Re: [RFC PATCH 4/4] vfs: add filesystem freeze/thaw callbacks for power management

James Bottomley <James.Bottomley@xxxxxxxxxxxxxxxxxxxxx> · Fri, 28 Mar 2025 10:14:22 -0400

On Fri, 2025-03-28 at 11:08 +0100, Christian Brauner wrote:
> On Thu, Mar 27, 2025 at 10:06:13AM -0400, James Bottomley wrote:
[...]
> > +
> > +static void filesystems_freeze_callback(struct super_block *sb)
> > +{
> > +	/* errors don't fail suspend so ignore them */
> > +	if (sb->s_op->freeze_super)
> > +		sb->s_op->freeze_super(sb, FREEZE_MAY_NEST
> > +				       | FREEZE_HOLDER_KERNEL
> > +				       | freeze_flags);
> > +	else if (sb->s_bdev)
> > +		freeze_super(sb, FREEZE_MAY_NEST |
> > FREEZE_HOLDER_KERNEL
> > +			     | freeze_flags);
> > +	else {
> > +		pr_info("Ignoring filesystem %s\n", sb->s_type-
> > >name);
> > +		return;
> > +	}
> > +
> > +	pr_info("frozen %s, now syncing block ...", sb->s_type-
> > >name);
> > +	sync_blockdev(sb->s_bdev);
> > +	pr_info("done.");
> > +}
> > +
> > +/**
> > + * filesystems_freeze - freeze callback for power management
> > + *
> > + * Freeze all active filesystems (in reverse superblock order)
> > + */
> > +void filesystems_freeze(bool for_hibernate)
> > +{
> > +	freeze_flags = for_hibernate ? FREEZE_FOR_HIBERNATE : 0;
> > +	__iterate_supers_rev(filesystems_freeze_callback);
> > +}
> > +
> > +static void filesystems_thaw_callback(struct super_block *sb)
> > +{
> > +	if (sb->s_op->thaw_super)
> > +		sb->s_op->thaw_super(sb, FREEZE_MAY_NEST
> > +				     | FREEZE_HOLDER_KERNEL
> > +				     | freeze_flags);
> > +	else if (sb->s_bdev)
> > +		thaw_super(sb,	FREEZE_MAY_NEST |
> > FREEZE_HOLDER_KERNEL
> > +			   | freeze_flags);
> > +}
> > +
> > +/**
> > + * filesystems_thaw - thaw callback for power management
> > + *
> > + * Thaw all active filesystems (in forward superblock order)
> > + */
> > +void filesystems_thaw(bool for_hibernate)
> > +{
> > +	freeze_flags = for_hibernate ? FREEZE_FOR_HIBERNATE : 0;
> > +	__iterate_supers(filesystems_thaw_callback);
> 
> This doesn't work and I've explained in my reply to Luis how this
> doesn't work and what the alternative are:
> 
> A concurrent umount() can wipe the filesystem behind your back. So
> you either need an active superblock reference or you need to
> communicate that the superblock is locked through the new flag I
> proposed (naming irrelevant for now).

Since this is a hybrid thread between power management and VFS, could I
just summarize what I think the various superblock locks are before
discussing the actual problem (important because the previous threads
always gave the impression of petering out for fear of vfs locking).
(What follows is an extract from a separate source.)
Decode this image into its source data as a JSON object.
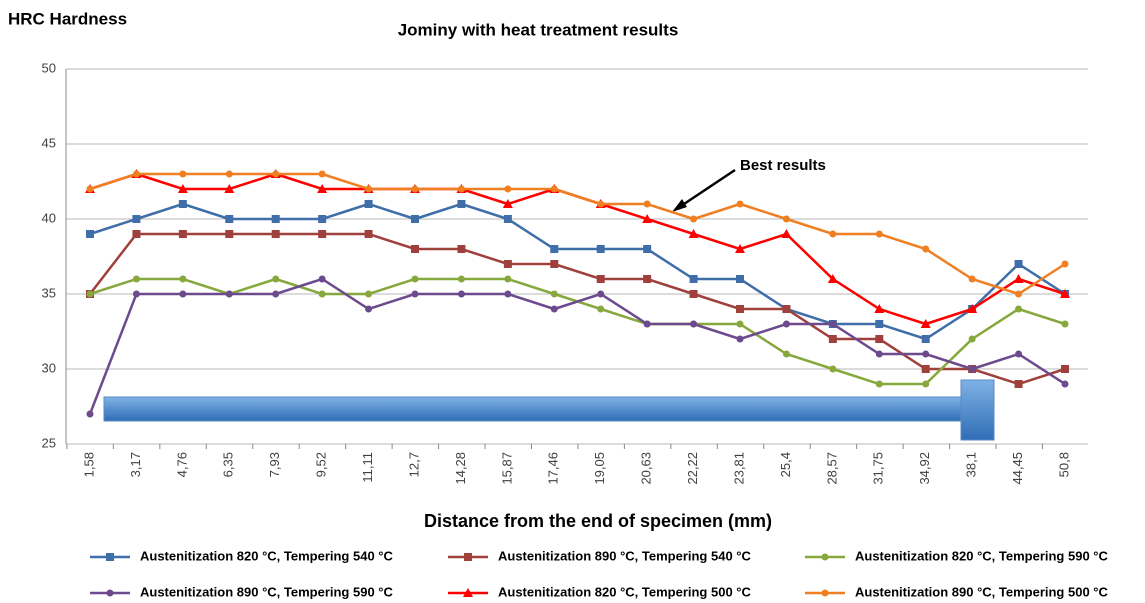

s_count: outermost of the superblock locks refcounting the superblock
structure itself, making no guarantee that any of the underlying
filesystem superblock structures are attached (i.e. kill_sb() may have
been called).  Taken by incrementing under the global sb_lock and
decremented using a put_super() variant.

s_active: an atomic reference counting the underlying filesystem
specific superblock structures.  if you hold s_active, kill_sb cannot
be called.  Acquired by atomic_inc_not_zero() with a possible failure
if it is zero and released by deactivate_super() and its variants.

s_umount: rwsem and innermost of the superblock locks. Used to protect
various operations from races.  Taken exclusively with down_write and
shared with down_read. Private functions internal to super.c wrap this
with grab_super and super_lock_shared/excl() wrappers.

The explicit freeze/thaw_super() functions require the s_umount rwsem
in down_write or exclusive mode and take it as the first step in their
operation.  Looking at the locking in fs_bdev_freeze/thaw() implies
that the super_operations freeze_super/thaw_super *don't* need this
taken (presumably they handle it internally).

Regards,

James